Everybody is an Environmentalist
Last week, I posited five rules for Pragmatic Environmentalism. Over the next couple of weeks I’m going to expand on/refine this a little to explain my thinking, so, first up is:
Rule 1: Everybody is an Environmentalist
Yup, everyone. We pay good money to holiday in beautiful places, we pay a premium for houses with a view of nature or near a park, we get very excited at the sight of a whale or a bird of prey. Mainstream environmental NGOs have a massive membership – 4.5 million in the UK, 1 in 10 of British adults, or an order of magnitude more than the political parties can muster.
Even those hate figures of the green movement have a sliver of environmentalism – the Daily Mail has campaigned against single use plastic bags, climate troll James Delingpole has been known to fret about fish stocks, and Margaret Thatcher remains the only prime minister to make a major speech on the environment.
However, this does not mean we are a nation of goateed, yurt-dwelling tree huggers.
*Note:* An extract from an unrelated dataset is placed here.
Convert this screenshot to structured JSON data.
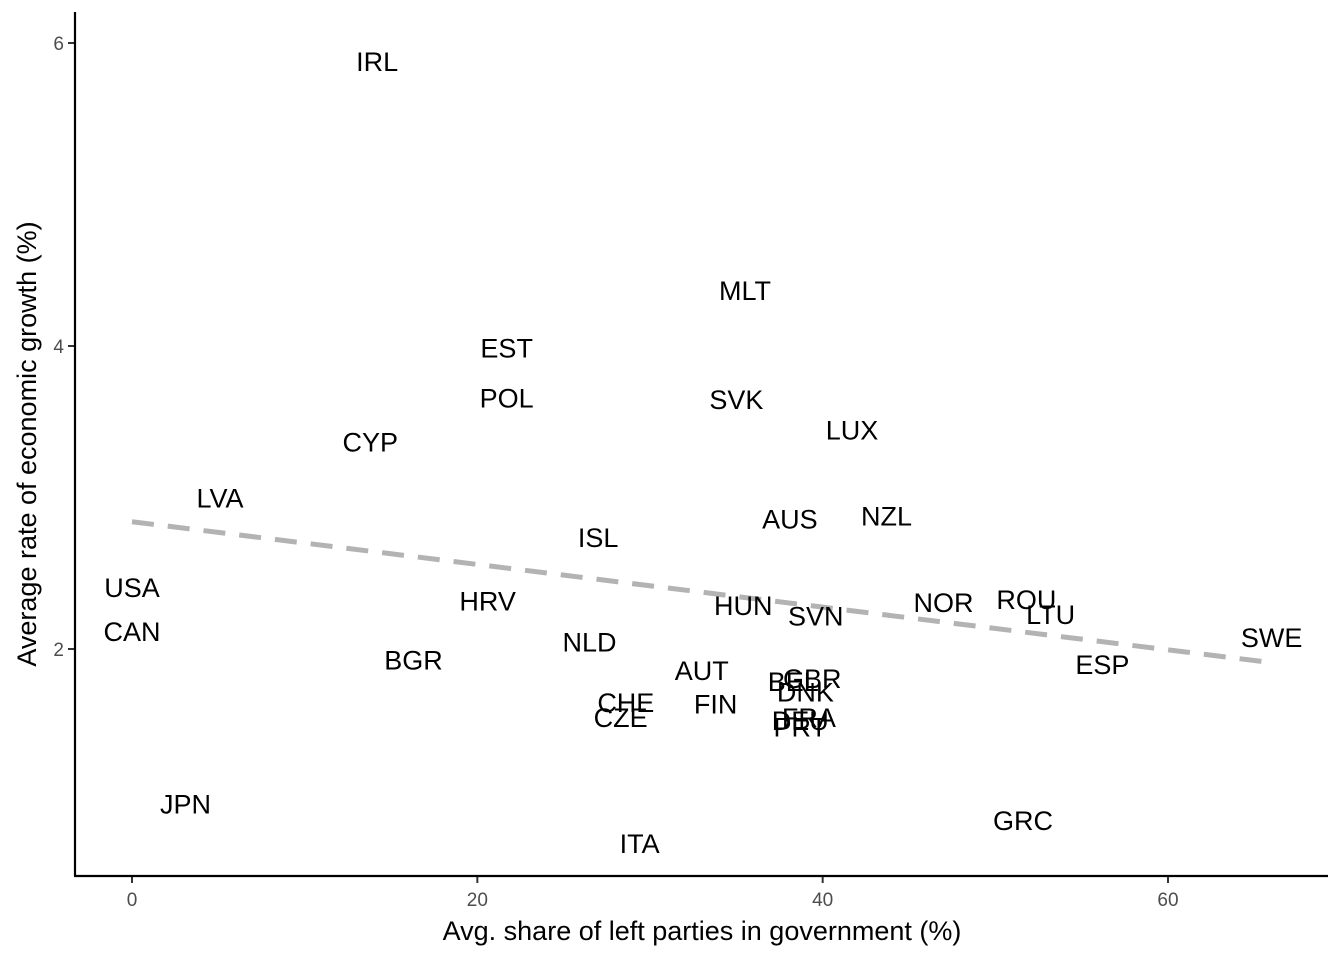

There is a strong suspicion that the more vociferous elements of the green movement are ‘watermelons’ – green on the outside, socialists/reds on the inside – trying to use the environmental agenda to deliver wider political ends. I don’t think there is a great conspiracy, just that many in the movement can’t divide the two in their own minds – or acknowledge that people who disagree with them politically are allowed their own view.
I’m proud to be a ‘mango’ – green on the outside, orange (liberal) on the inside. I like to think that liberalism sees the plurality of environmentalism and that we have to form a broad coalition to tackle global environmental challenges such as climate change, biodiversity loss or resource depletion. And key to that is to tap the inner environmentalist in everybody.